今週は土曜日、久々に行きつけの蕎麦屋を訪れるついでに観るつもりの映画がありました。スケジュール的にもちょうど良かったのです――が、いざ当日が近づいてみたら、雨の予報が出ている。だんだんと、予測される雨の時間がだいぶ短縮されていったのですが、それでも出かける頃合いに直撃している。どうしよう、と首をひねりつつ、もういちど予定表を眺めてみたら、金曜日の予定のあとにぴったりとハマる時間に上映してるではありませんか。というわけで、貯まったポイントを利用してネット経由でチケットを確保、午後の用事を済ませたあとに大急ぎでTOHOシネマズ上野を訪れたのでした。

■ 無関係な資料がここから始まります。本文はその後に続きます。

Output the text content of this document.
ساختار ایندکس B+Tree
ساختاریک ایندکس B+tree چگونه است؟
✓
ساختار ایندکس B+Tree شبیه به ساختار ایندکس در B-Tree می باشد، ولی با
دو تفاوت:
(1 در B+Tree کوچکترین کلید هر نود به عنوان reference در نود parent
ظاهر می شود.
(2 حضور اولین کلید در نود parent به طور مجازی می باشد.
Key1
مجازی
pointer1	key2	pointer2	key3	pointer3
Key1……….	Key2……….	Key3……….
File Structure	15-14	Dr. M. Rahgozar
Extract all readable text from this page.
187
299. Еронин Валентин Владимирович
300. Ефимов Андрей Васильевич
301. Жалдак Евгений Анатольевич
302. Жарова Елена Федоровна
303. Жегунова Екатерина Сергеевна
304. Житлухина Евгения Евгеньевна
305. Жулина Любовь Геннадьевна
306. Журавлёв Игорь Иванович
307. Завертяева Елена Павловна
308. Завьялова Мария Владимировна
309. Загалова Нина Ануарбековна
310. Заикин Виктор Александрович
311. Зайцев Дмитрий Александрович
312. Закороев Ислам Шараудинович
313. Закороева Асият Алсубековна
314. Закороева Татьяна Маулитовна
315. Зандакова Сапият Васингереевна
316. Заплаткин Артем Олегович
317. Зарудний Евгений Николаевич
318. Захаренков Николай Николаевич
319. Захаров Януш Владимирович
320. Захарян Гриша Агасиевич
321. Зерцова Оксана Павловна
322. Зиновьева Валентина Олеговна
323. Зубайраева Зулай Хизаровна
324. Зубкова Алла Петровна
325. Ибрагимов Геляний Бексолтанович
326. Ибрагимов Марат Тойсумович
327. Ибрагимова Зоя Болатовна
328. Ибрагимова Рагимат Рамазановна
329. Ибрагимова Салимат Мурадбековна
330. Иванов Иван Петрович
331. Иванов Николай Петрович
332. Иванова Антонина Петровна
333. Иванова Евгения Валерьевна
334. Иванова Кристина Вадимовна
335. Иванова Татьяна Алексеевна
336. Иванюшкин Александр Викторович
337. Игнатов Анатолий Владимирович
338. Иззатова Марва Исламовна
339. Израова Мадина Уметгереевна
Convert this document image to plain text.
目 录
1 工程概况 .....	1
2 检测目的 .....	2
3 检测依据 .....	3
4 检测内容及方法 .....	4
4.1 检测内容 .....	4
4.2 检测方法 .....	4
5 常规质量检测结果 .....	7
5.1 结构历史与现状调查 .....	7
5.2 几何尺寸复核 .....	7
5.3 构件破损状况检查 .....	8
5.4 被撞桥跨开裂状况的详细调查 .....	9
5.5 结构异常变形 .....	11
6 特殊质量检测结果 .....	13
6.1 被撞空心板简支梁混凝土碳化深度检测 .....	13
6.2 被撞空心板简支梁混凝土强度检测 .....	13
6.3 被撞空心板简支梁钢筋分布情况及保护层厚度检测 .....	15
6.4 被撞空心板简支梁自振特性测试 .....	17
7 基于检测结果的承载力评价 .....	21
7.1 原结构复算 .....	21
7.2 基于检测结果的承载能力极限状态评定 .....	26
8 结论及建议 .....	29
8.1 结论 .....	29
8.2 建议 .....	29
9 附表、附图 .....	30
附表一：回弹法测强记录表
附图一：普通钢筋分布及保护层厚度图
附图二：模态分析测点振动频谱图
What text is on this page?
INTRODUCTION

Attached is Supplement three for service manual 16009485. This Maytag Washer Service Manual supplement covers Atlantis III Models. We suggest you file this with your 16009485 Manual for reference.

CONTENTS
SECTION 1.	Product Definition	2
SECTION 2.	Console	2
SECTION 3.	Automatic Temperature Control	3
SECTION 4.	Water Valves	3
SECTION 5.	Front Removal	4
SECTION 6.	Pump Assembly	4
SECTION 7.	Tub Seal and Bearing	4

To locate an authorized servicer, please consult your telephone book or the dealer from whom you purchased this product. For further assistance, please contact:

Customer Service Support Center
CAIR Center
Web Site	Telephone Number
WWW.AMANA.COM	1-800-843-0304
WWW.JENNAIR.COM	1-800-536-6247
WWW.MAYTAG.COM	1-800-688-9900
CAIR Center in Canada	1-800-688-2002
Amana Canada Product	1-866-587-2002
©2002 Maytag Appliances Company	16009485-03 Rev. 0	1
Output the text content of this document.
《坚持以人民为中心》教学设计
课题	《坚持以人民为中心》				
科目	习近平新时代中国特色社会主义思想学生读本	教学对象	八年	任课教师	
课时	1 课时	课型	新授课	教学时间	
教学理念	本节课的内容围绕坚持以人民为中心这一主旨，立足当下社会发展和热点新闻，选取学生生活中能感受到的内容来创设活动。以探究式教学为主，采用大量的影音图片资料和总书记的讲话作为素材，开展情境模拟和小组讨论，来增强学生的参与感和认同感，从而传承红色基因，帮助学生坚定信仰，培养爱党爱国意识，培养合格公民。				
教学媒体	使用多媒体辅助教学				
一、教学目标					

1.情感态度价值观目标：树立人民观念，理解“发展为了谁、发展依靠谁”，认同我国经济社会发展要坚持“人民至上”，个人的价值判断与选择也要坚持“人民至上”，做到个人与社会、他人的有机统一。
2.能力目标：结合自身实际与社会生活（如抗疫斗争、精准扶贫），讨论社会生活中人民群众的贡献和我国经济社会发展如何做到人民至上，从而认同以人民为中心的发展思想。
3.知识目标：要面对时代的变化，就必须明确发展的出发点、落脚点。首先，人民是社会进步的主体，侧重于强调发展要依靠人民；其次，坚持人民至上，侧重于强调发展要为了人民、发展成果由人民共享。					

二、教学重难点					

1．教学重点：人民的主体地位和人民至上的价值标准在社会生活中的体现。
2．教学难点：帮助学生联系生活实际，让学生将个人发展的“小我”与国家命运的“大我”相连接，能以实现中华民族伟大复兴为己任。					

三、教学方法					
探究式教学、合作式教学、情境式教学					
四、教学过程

鑑賞したのは、小松重男の小説短篇3作を『後妻業の女』の鶴橋康夫監督が自ら脚色した時代喜劇、藩主の気まぐれで女性達に奉仕する裏稼業“猫の蚤取り”に身をやつした侍の奮闘ぶりを艶っぽくコミカルに描きだした『のみとり侍』(東宝配給)。予告篇の段階でやたらと気になってたので、早めに観るつもり満々でした。
好きか嫌いか、と問われたら間違いなく好きな作品。ただ、出来がいいか、と問われると、うーん。引っかかるのは、ストーリー展開のほとんどが、取って付けたような出来事や描写でひっくり返ること。ここまで一貫していると意識的なのでは? とも思えますが、だとしたらちょっと雑然としすぎてて、あんまり印象は良くない。ただ、個々のエピソードのアイディアや見せ方は素晴らしい。そしてメインキャストたちが、個性的なキャラを実に活き活きと演じていて大変楽しい。とりわけ豊川悦司は最高と言うほかありません。内容が内容であるだけに全年齢対象には出来ませんが、娯楽映画としては優秀だと思う。
それにしても豊川悦司は年を経るごとにいい俳優になってる気がします。現在の朝ドラ『半分、青い。』における漫画家・秋風羽織のぶっ飛びっぷりも楽しいのですが、本篇の堂々たる遊び人っぷりも絶品。主人公・寛之進と邂逅した直後、自身の身の上話のくだりは特に見所です。